Retained earnings balance, January 1, 2008 $ 980,000
Sales for the year 25,000,000
Cost of goods sold 17,000,000
Interest revenue 70,000
Selling and administrative expense 4,700,000
Write-off of goodwill (not tax deductible) 820,000
Income taxes for 2008 905,000
Gain on the sale of investments (normal recurring) 110,000
Loss due to flood damage-extraordinary item (net of tax) 390,000
Loss on the disposition of the wholesale division (net of tax) 440,000
Loss on operations of the wholesale division (net of tax) 90,000
Dividends declared on common stock 250,000
Dividends declared on preferred stock 70,000

Instructions
Prepare a multiple-step income statement and a retained earnings statement. P. J. Harvey Company decided to discontinue its entire wholesale operations and to retain its manufacturing operations. On September 15, P. J. Harvey sold the wholesale operations to Rogers Company. During 2008, there were 300,000 shares of common stock outstanding all year.

P8-2 (Bad-Debt Reporting)
Presented below are a series of unrelated situations.
(1) Spock Company’s unadjusted trial balance at December 31, 2008, included the following accounts.
Debit Credit
Allowance for doubtful accounts $ 4,000
Net Sales $ 1,5000,000

Spock Company estimates its bad debt expense to be 1 ½% of net sales. Determine its bad debt expense for 2008.
(2) An analysis and aging of Scotty Corp. accounts receivable at December 31, 2008, disclosed the following:

Amounts estimated to be uncollectible $ 180,000
Accounts receivable 1,750,000
Allowance for doubtful accounts (per Books) 125,000

What is the net realizable value of Scotty’s receivable at December 31, 2008?

(3) Uhura Co. provides for doubtful account based on 3% of credit sales. The following data are available for 2008.

Credit sales during 2008 $ 2,100,000
Allowance for doubtful accounts 1/1/08 17,000
Collection of accounts written off in prior years
(customer credit was reestablished) 8,000
Customer accounts written off as uncollectible during 2008 30,000

What is the balance in the Allowance for Doubtful Accounts at December 31, 2008?

(4) At the end of the first year of operations, December 31, 2008, Chekov Inc. reported the following information.
Accounts receivable, net of allowance for doubtful accounts $ 950,000
Customer accounts written off as uncollectible during 2008 24,000
Bad debt expense for 2008 84,000

What should be the balance in accounts receivable at December 31, 2008, before subtracting the allowance for doubtful accounts?

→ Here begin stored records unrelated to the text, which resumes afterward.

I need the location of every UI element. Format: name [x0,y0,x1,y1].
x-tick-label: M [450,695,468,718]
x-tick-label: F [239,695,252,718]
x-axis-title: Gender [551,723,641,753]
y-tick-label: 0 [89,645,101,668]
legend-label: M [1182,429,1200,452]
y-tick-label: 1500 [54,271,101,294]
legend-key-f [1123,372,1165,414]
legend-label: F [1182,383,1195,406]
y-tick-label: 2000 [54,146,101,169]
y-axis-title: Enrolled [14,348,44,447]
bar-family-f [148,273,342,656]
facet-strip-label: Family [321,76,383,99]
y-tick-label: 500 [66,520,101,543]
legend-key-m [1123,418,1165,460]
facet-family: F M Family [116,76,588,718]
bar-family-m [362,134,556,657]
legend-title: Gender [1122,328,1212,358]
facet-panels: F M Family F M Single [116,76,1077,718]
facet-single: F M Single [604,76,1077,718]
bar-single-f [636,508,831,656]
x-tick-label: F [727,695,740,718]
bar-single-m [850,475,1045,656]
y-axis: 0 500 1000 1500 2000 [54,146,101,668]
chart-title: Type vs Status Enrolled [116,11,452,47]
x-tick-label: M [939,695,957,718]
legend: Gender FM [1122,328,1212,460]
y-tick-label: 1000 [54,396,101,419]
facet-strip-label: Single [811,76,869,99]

(5) The following accounts were taken from Chappel Inc.’s trial balance at December 31, 2008.
Debit Credit
Net credit sales $ 750,000
Allowance for doubtful accounts $ 14,000
Accounts receivable 410,000
If doubtful accounts are 3% of accounts receivable, determine the bad debt expense to be reported for 2008.

Instructions
Answer the questions related to each of the five independent situations as requested.
P9-6 (Dollar-Value LIFO)
Falcon’s Televisions Produces television sets in three categories: portable, mid-size, and flatscreen. On January 1, 2007, Falcon adopted dollar-value LIFO and decided to use a single inventory pool. The company’s January 1 inventory consists of:

Category Quantity Cost per Unit Total Cost
Portable 6,000 $ 100 $ 600,000
Midsize 8,000 250 2,000,000
Flatscreen 3,000 400 1,200,000
17,000 $ 3,800,000

During 2007, the company had the following purchases and sales.
Category Quantity
Purchased Cost per Unit Quantity
Sold Selling Price
Per Unit
Portable 15,000 $ 120 14,000 $ 150
Midsize 20,000 300 24,000 405
Flatscreen 10,000 460 6,000 600
45,000 44,000

Instructions
(Round to four decimals.)
(a) Compute ending inventory, cost of goods sold, and gross profit.
(b) Assume the company uses three inventory pools instead of one, Repeat instruction (a).